Dans les composés en -ed suivants, le premier terme est souvent porteur de l’accent primaire en GA. Cela est parfois le cas de façon majoritaire, voire exclusive, mais une variante avec accent primaire sur le second terme peut aussi se rencontrer. En RP, c’est toujours le second terme qui porte l’accent dans ces mêmes composés : 'baldheaded, 'bow-legged, 'bullnecked, 'close-fisted, 'cross-eyed, 'fairminded, 'foulmouthed, 'gilt-edged, 'knock-kneed, 'long-haired, 'longwinded, 'lopsided, 'mealy-mouthed, 'pig-headed, 'pot-bellied, 'short-sighted, 'simpleminded, 'toffee-nosed (Windsor Lewis).

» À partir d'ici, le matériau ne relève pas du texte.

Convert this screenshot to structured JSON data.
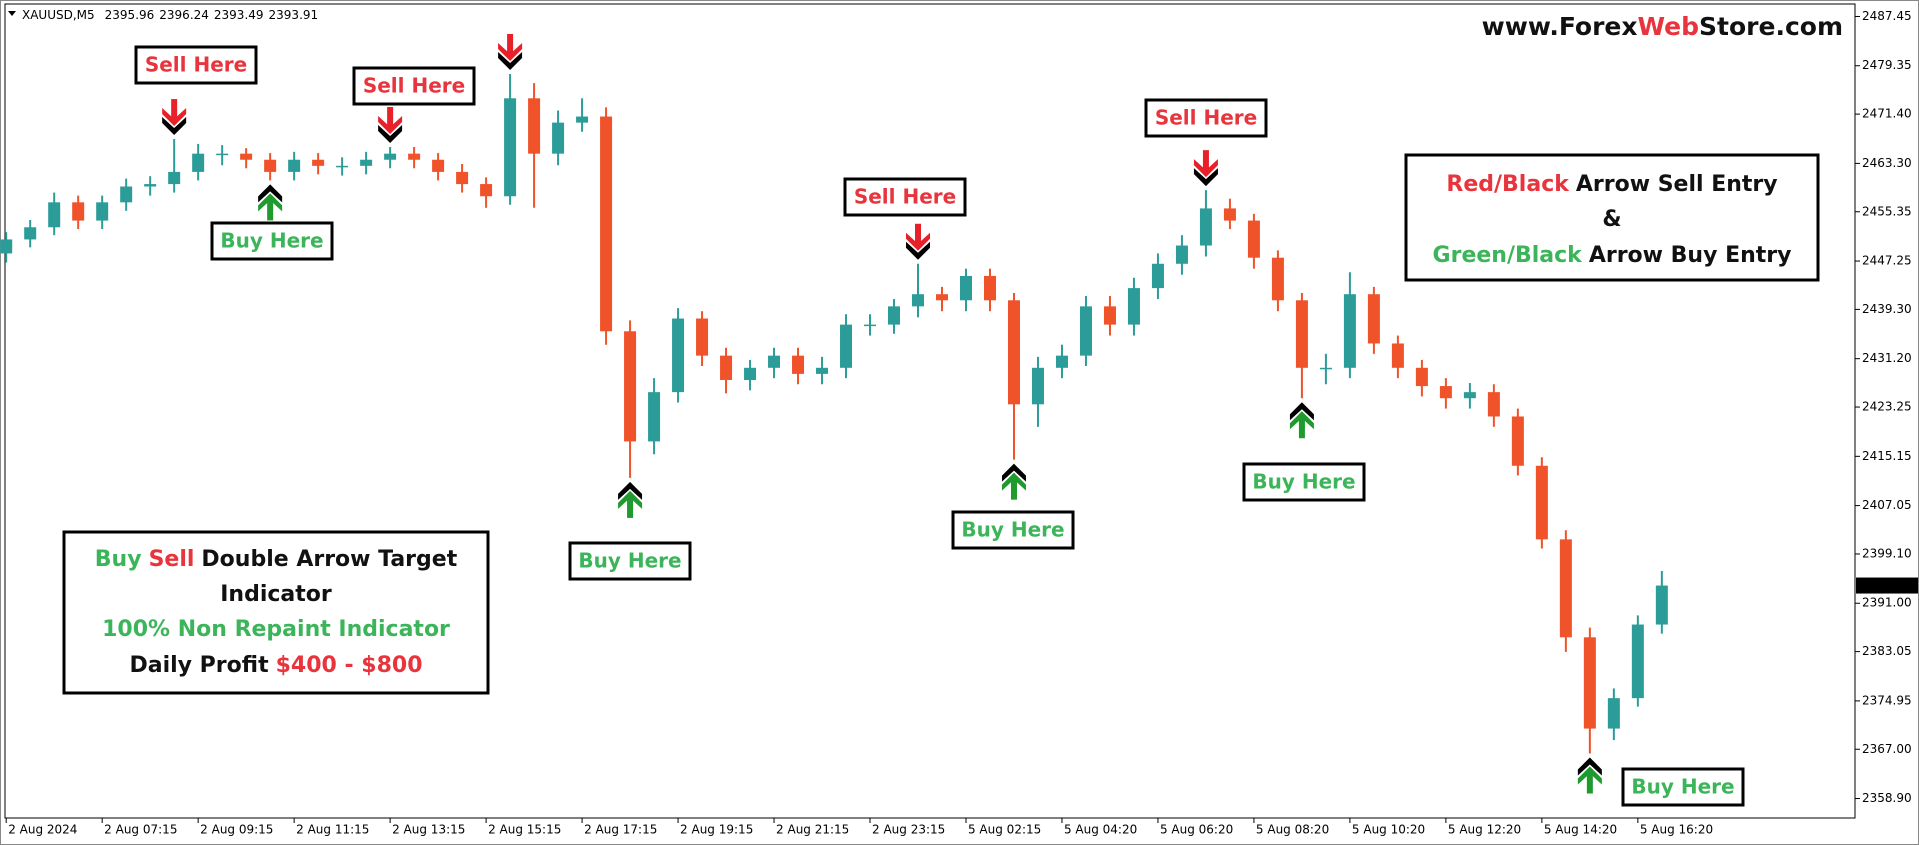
{
  "chart_data": {
    "type": "candlestick",
    "symbol": "XAUUSD,M5",
    "ohlc": [
      2395.96,
      2396.24,
      2393.49,
      2393.91
    ],
    "last_price": 2393.91,
    "up_color": "#2b9c98",
    "down_color": "#f0522a",
    "open": [
      2448.5,
      2450.8,
      2452.8,
      2456.9,
      2453.9,
      2456.9,
      2459.5,
      2459.9,
      2461.9,
      2464.9,
      2464.9,
      2463.9,
      2461.9,
      2463.9,
      2462.9,
      2462.9,
      2463.9,
      2464.9,
      2463.9,
      2461.9,
      2459.9,
      2457.9,
      2474.0,
      2464.9,
      2470.0,
      2471.0,
      2435.7,
      2417.6,
      2425.7,
      2437.8,
      2431.7,
      2427.7,
      2429.7,
      2431.7,
      2428.7,
      2429.7,
      2436.8,
      2436.8,
      2439.8,
      2441.8,
      2440.8,
      2444.8,
      2440.8,
      2423.7,
      2429.7,
      2431.7,
      2439.8,
      2436.8,
      2442.8,
      2446.8,
      2449.8,
      2455.9,
      2453.9,
      2447.8,
      2440.8,
      2429.7,
      2429.7,
      2441.8,
      2433.7,
      2429.7,
      2426.7,
      2424.7,
      2425.7,
      2421.7,
      2413.6,
      2401.5,
      2385.4,
      2370.4,
      2375.4,
      2387.5
    ],
    "high": [
      2452.0,
      2454.0,
      2458.5,
      2458.0,
      2458.0,
      2460.8,
      2461.2,
      2467.3,
      2466.5,
      2466.3,
      2465.8,
      2465.0,
      2465.2,
      2465.0,
      2464.3,
      2465.2,
      2466.0,
      2466.0,
      2465.0,
      2463.2,
      2461.0,
      2478.0,
      2476.5,
      2472.0,
      2474.0,
      2472.5,
      2437.5,
      2428.0,
      2439.5,
      2439.0,
      2433.0,
      2431.0,
      2433.0,
      2433.0,
      2431.5,
      2438.5,
      2438.5,
      2441.0,
      2446.8,
      2443.0,
      2446.0,
      2446.0,
      2442.0,
      2431.5,
      2433.5,
      2441.5,
      2441.5,
      2444.5,
      2448.5,
      2451.5,
      2458.9,
      2457.5,
      2455.0,
      2449.0,
      2442.0,
      2432.0,
      2445.4,
      2443.0,
      2435.0,
      2431.0,
      2428.0,
      2427.2,
      2427.0,
      2423.0,
      2415.0,
      2403.0,
      2387.0,
      2377.0,
      2389.0,
      2396.3
    ],
    "low": [
      2447.0,
      2449.5,
      2451.5,
      2452.5,
      2452.5,
      2455.5,
      2458.0,
      2458.5,
      2460.5,
      2463.0,
      2462.5,
      2460.5,
      2460.5,
      2461.5,
      2461.3,
      2461.5,
      2462.5,
      2462.5,
      2460.5,
      2458.5,
      2456.0,
      2456.5,
      2456.0,
      2463.0,
      2468.5,
      2433.5,
      2411.6,
      2415.5,
      2424.0,
      2430.0,
      2425.5,
      2426.0,
      2428.0,
      2427.0,
      2427.0,
      2428.0,
      2435.0,
      2435.3,
      2438.0,
      2439.0,
      2439.0,
      2439.0,
      2414.6,
      2420.0,
      2428.0,
      2430.0,
      2435.0,
      2435.0,
      2441.0,
      2445.0,
      2448.0,
      2452.5,
      2446.0,
      2439.0,
      2424.7,
      2427.0,
      2428.0,
      2432.0,
      2428.0,
      2425.0,
      2423.0,
      2423.0,
      2420.0,
      2412.0,
      2400.0,
      2383.0,
      2366.3,
      2368.5,
      2374.0,
      2386.0
    ],
    "close": [
      2450.8,
      2452.8,
      2456.9,
      2453.9,
      2456.9,
      2459.5,
      2459.9,
      2461.9,
      2464.9,
      2464.9,
      2463.9,
      2461.9,
      2463.9,
      2462.9,
      2462.9,
      2463.9,
      2464.9,
      2463.9,
      2461.9,
      2459.9,
      2457.9,
      2474.0,
      2464.9,
      2470.0,
      2471.0,
      2435.7,
      2417.6,
      2425.7,
      2437.8,
      2431.7,
      2427.7,
      2429.7,
      2431.7,
      2428.7,
      2429.7,
      2436.8,
      2436.8,
      2439.8,
      2441.8,
      2440.8,
      2444.8,
      2440.8,
      2423.7,
      2429.7,
      2431.7,
      2439.8,
      2436.8,
      2442.8,
      2446.8,
      2449.8,
      2455.9,
      2453.9,
      2447.8,
      2440.8,
      2429.7,
      2429.7,
      2441.8,
      2433.7,
      2429.7,
      2426.7,
      2424.7,
      2425.7,
      2421.7,
      2413.6,
      2401.5,
      2385.4,
      2370.4,
      2375.4,
      2387.5,
      2393.91
    ],
    "ylim": [
      2355.7,
      2489.5
    ],
    "yticks": [
      2487.45,
      2479.35,
      {
        "value": 2471.4,
        "label": "2471.40"
      },
      {
        "value": 2463.3,
        "label": "2463.30"
      },
      2455.35,
      2447.25,
      {
        "value": 2439.3,
        "label": "2439.30"
      },
      {
        "value": 2431.2,
        "label": "2431.20"
      },
      2423.25,
      2415.15,
      2407.05,
      {
        "value": 2399.1,
        "label": "2399.10"
      },
      {
        "value": 2391,
        "label": "2391.00"
      },
      2383.05,
      2374.95,
      {
        "value": 2367,
        "label": "2367.00"
      },
      {
        "value": 2358.9,
        "label": "2358.90"
      }
    ],
    "xlim": [
      -0.05,
      77.05
    ],
    "xticks": [
      {
        "value": 0,
        "label": "2 Aug 2024"
      },
      {
        "value": 4,
        "label": "2 Aug 07:15"
      },
      {
        "value": 8,
        "label": "2 Aug 09:15"
      },
      {
        "value": 12,
        "label": "2 Aug 11:15"
      },
      {
        "value": 16,
        "label": "2 Aug 13:15"
      },
      {
        "value": 20,
        "label": "2 Aug 15:15"
      },
      {
        "value": 24,
        "label": "2 Aug 17:15"
      },
      {
        "value": 28,
        "label": "2 Aug 19:15"
      },
      {
        "value": 32,
        "label": "2 Aug 21:15"
      },
      {
        "value": 36,
        "label": "2 Aug 23:15"
      },
      {
        "value": 40,
        "label": "5 Aug 02:15"
      },
      {
        "value": 44,
        "label": "5 Aug 04:20"
      },
      {
        "value": 48,
        "label": "5 Aug 06:20"
      },
      {
        "value": 52,
        "label": "5 Aug 08:20"
      },
      {
        "value": 56,
        "label": "5 Aug 10:20"
      },
      {
        "value": 60,
        "label": "5 Aug 12:20"
      },
      {
        "value": 64,
        "label": "5 Aug 14:20"
      },
      {
        "value": 68,
        "label": "5 Aug 16:20"
      }
    ],
    "watermark": [
      "www.Forex",
      "Web",
      "Store.com"
    ],
    "legend_box": [
      [
        "Red/Black",
        "Arrow Sell Entry"
      ],
      [
        "&"
      ],
      [
        "Green/Black",
        "Arrow Buy Entry"
      ]
    ],
    "info_box": [
      [
        "Buy",
        "Sell",
        "Double Arrow Target"
      ],
      [
        "Indicator"
      ],
      [
        "100% Non Repaint Indicator"
      ],
      [
        "Daily Profit",
        "$400 - $800"
      ]
    ],
    "annotations": [
      "Sell Here",
      "Buy Here",
      "Sell Here",
      "Sell Here",
      "Buy Here",
      "Sell Here",
      "Buy Here",
      "Sell Here",
      "Buy Here",
      "Buy Here"
    ]
  }
}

La tendance à produire un schéma d’accentuation de type germanique est encore plus marquée chez certains Américains. En effet, Windsor Lewis explique qu’une minorité non négligeable de locuteurs du GA accentue sur le premier élément la quasi-totalité des séquences de deux mots qui pourraient être considérées comme des composés. Il donne pour exemple 'ducks back, the 'Milky Way, 'West Point.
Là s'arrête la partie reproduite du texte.